What I take away from these graphs is three-fold:
States relatively dependent on the service sector were hit hard, particularly
if they also had lengthy lockdowns. Nevada, Hawaii and Florida depend
on tourism for a large chunk of their GDP, and Florida has done well
relative to Nevada and Hawaii, which are both more than 10 percentage
points worse in terms of their insured unemployment rates. Florida’s
lockdown was 32 days while Nevada’s was 44 days and Hawaii’s was 67
days.
Within-category comparison of states with very different
coronavirus severity is telling. New York was locked down for 56 days
and Louisiana for 53 days, but New York’s virus spread was much more
severe during the first lockdown than in Louisiana.
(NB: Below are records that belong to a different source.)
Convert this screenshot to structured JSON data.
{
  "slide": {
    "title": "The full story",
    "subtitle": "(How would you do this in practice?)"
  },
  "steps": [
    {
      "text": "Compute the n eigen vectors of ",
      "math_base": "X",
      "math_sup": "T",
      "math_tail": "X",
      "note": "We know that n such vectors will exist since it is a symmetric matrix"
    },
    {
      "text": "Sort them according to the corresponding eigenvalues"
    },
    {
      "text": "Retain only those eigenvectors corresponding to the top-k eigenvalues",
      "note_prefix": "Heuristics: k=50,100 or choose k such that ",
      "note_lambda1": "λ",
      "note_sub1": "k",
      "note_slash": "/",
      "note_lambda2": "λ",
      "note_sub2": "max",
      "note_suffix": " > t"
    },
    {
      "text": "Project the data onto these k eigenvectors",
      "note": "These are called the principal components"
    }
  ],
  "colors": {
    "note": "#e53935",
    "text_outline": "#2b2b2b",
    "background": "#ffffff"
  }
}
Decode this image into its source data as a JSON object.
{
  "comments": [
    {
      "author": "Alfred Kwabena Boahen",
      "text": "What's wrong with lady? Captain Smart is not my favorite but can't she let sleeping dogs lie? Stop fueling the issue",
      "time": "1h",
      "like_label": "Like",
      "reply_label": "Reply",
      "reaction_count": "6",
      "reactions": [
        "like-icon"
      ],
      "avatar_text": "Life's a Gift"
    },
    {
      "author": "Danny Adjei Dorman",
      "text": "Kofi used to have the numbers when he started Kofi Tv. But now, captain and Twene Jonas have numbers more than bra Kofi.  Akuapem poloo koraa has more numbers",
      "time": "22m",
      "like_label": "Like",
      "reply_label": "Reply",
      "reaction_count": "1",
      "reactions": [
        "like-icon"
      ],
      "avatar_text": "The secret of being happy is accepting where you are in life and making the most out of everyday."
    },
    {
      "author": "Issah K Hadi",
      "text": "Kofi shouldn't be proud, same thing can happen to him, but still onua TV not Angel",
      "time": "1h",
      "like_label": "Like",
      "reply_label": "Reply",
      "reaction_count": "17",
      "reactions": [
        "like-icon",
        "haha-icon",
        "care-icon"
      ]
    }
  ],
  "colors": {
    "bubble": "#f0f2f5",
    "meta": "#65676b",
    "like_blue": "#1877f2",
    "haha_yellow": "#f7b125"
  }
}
Yet, they have
similar insured unemployment rates relative to March 1. Similarly,
Massachusetts and New Hampshire both had lockdowns of 65 days but were
very different in terms of virus spread, with the coronavirus hitting
Massachusetts much harder than New Hampshire. Yet, both have relatively
similar insured unemployment rates relative to March 1.
Second
lockdowns, such as those in California and Texas, will be further
telling in terms of their individuated effect on the economy. I expect
to write yet another of these articles a month or two from now, using
new data that can help us suss out the effects of voluntary versus
involuntary reduction in consumption and production even more precisely."